Although the Gender Equality in Employment Act (性別工作平等法) and the Employment Service Act (就業服務法) include provisions on the rights of sexual minorities, it is up to employers to enforce those rules, event convener Cheng Chi-wei (鄭智偉) of the Taiwan Tongzhi Hotline Association said.
For example, just as heterosexual couples can take marriage and maternal leave, human resources departments at private firms and government agencies should also give gay and lesbian couples such rights, Cheng said.
In addition, government agencies and private companies should consider adding content on sex equality to the “continued learning” classes that their employees are required to take, he said.
Commenting on the slogan for this year’s parade — “Treat gay people as if they were your friendly neighbors” — Cheng said that even though homosexual couples can now get married under the Enforcement Act of Judicial Yuan Constitutional Interpretation No. 748 (司法院釋字第748號解釋施行法), he hopes that the public would embrace the fact that members of gender minorities are their neighbors, relatives or colleagues.

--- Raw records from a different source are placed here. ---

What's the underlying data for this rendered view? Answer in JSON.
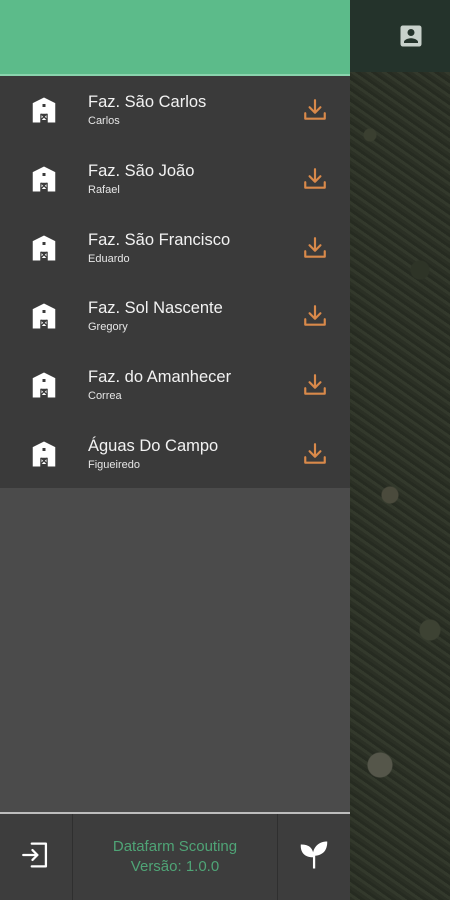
{
  "drawer": {
    "farms": [
      {
        "name": "Faz. São Carlos",
        "owner": "Carlos"
      },
      {
        "name": "Faz. São João",
        "owner": "Rafael"
      },
      {
        "name": "Faz. São Francisco",
        "owner": "Eduardo"
      },
      {
        "name": "Faz. Sol Nascente",
        "owner": "Gregory"
      },
      {
        "name": "Faz. do Amanhecer",
        "owner": "Correa"
      },
      {
        "name": "Águas Do Campo",
        "owner": "Figueiredo"
      }
    ]
  },
  "footer": {
    "app_name": "Datafarm Scouting",
    "version": "Versão: 1.0.0"
  },
  "icons": {
    "profile": "account-box-icon",
    "farm": "barn-icon",
    "download": "download-icon",
    "logout": "logout-icon",
    "brand": "sprout-icon"
  },
  "colors": {
    "header": "#5cbb8a",
    "accent_orange": "#d9894a",
    "version_text": "#4fa476"
  }
}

Stefan and his partner, Kamon, said they flew from Bangkok to Taipei specifically for the parade and hope that people would be open-minded toward those whose sexualities are different from theirs.
PHOTO: EPA-EFE / RITCHIE B. TONGO
Mariana, a Croatian, said that she took her two young children to the parade so that they could learn a lesson about love and freedom and know that they can “be whatever they want to be.”
A woman surnamed Yang (楊) said that she would like to marry her partner, a woman surnamed Chen (陳), but that they are still trying to broach the topic with their parents.
Yang said that they would like to adopt children, especially underprivileged ones, and hope that lawmakers would soon amend the law to grant homosexual couples the right to adopt children and introduce rules on surrogate parents.
Photo: Liu Hsin-de, Taipei Times
Yesterday’s parade began at Taipei City Hall’s front plaza, before passing through Zhongxiao E Road and ending on Ketagalan Boulevard, where the main stage was set up, spanning about 5.5km, event organizers said.
It was attended by more than 220 teams of participants, including more than 30 that represented corporations, event organizers said.
Employees at the representative offices of the EU, Australia, Belgium, Canada, Denmark, France, Germany, Luxembourg, the Netherlands, Switzerland, New Zealand and the UK also participated, they said.